I'm not a centre of attention type. It's not that I want everyone to celebrate me. It's just to me being 30 is a big birthday and I just want to celebrate.

emilyk315 Sat 20-May-17 21:56:17

She also hasn't had the decency to tell me herself. She had our mother pass on a message. I do think that's a bit shitty of her.

Lemonnaise Sat 20-May-17 22:17:58

YANBU. I think your sister is out of order.

Chloe84 Sat 20-May-17 22:26:47

Stuff her. I wouldn't be making an effort on her birthday either.

Will she get you a card do you think?

emilyk315 Sat 20-May-17 22:28:58

No idea.

mummarichardson Sat 20-May-17 22:31:24

I would be upset as well

llangennith Sat 20-May-17 22:37:17

I love my younger sister dearly, we're 65 and 63, but all my life I've gone to any occasion she's celebrating (if invited) but she rarely comes to my celebrations. It's just the way it is. I make the effort, she's not bothered. We live 150 miles apart

Mum2jenny Sat 20-May-17 22:42:48

You invited her, she chooses not to come, that's her choice. As they say on mumsnet, it's an invitation not a summons!

In my opinion, it depends on how much advanced warning you've given her re your birthday meal.

Shockers Sat 20-May-17 22:48:39

Gatecrash the caravan holiday. Book the one next door for the rest of the family and take your party into the outdoors!

Sorry if that sounded flippant; it must be frustrating.
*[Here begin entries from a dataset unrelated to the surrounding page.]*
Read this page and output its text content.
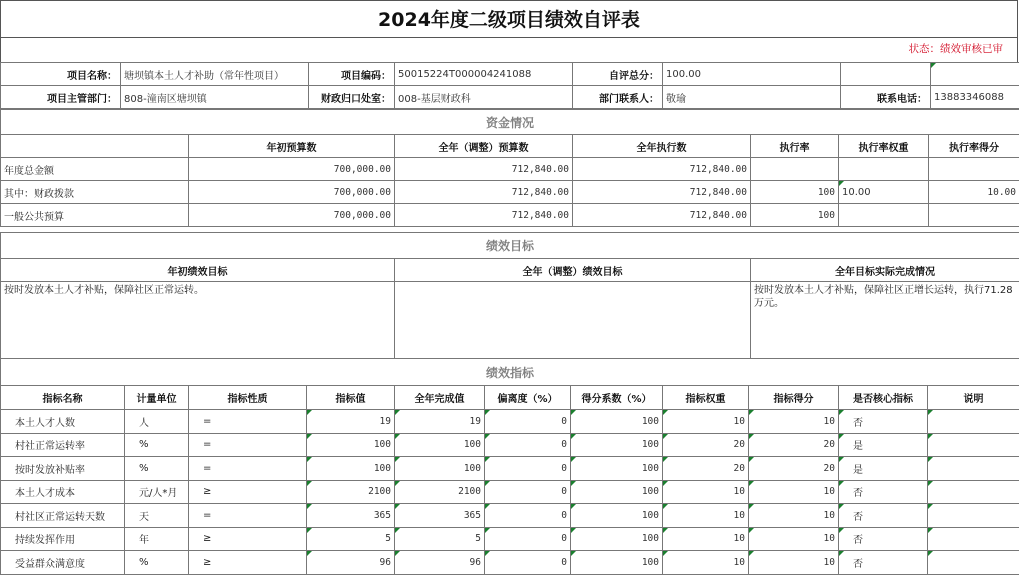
2024年度二级项目绩效自评表
状态：绩效审核已审
项目名称：	塘坝镇本土人才补助（常年性项目）	项目编码：	50015224T000004241088	自评总分：	100.00		
项目主管部门：	808-潼南区塘坝镇	财政归口处室：	008-基层财政科	部门联系人：	敬瑜	联系电话：	13883346088
资金情况						
	年初预算数	全年（调整）预算数	全年执行数	执行率	执行率权重	执行率得分
年度总金额	700,000.00	712,840.00	712,840.00			
其中：财政拨款	700,000.00	712,840.00	712,840.00	100	10.00	10.00
一般公共预算	700,000.00	712,840.00	712,840.00	100		
绩效目标		
年初绩效目标	全年（调整）绩效目标	全年目标实际完成情况
按时发放本土人才补贴，保障社区正常运转。		按时发放本土人才补贴，保障社区正增长运转，执行71.28万元。
绩效指标										
指标名称	计量单位	指标性质	指标值	全年完成值	偏离度（%）	得分系数（%）	指标权重	指标得分	是否核心指标	说明
本土人才人数	人	=	19	19	0	100	10	10	否	
村社正常运转率	%	=	100	100	0	100	20	20	是	
按时发放补贴率	%	=	100	100	0	100	20	20	是	
本土人才成本	元/人*月	≥	2100	2100	0	100	10	10	否	
村社区正常运转天数	天	=	365	365	0	100	10	10	否	
持续发挥作用	年	≥	5	5	0	100	10	10	否	
受益群众满意度	%	≥	96	96	0	100	10	10	否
But, I booked a site and had my whole family in caravans, camper vans and tents for my 50th and it was brilliant.

BoneyBackJefferson Sat 20-May-17 22:51:16

Shockers
Gatecrash the caravan holiday. Book the one next door for the rest of the family and take your party into the outdoors!

Given that we have no real idea of what their relationship is/was like, or why the OP's DSis goes to the caravan a lot that would be extremely petty.

HildaOg Sat 20-May-17 22:52:41

If she'll go to other peoples social events and celebrations but actively avoids yours then I think you're entitled to feel upset because it's personal. In saying that, I think you should accept that your relationship is what it is and leave her be. Don't bother with her and you won't be upset by her.

fabulous01 Sat 20-May-17 22:54:02

It sounds like she doesn't want to be there. On that basis do you really want her there with a face like thunder.
My advice. Accept it, have s bottle of fizz and have a fab night with people who want to be there

Shockers Sat 20-May-17 22:55:17

Boney, it was a joke.

Crumbs1 Sat 20-May-17 22:55:29

It's not a big birthday- they stop at 21and start again about 75. Why on earth should she come if she doesn't want to?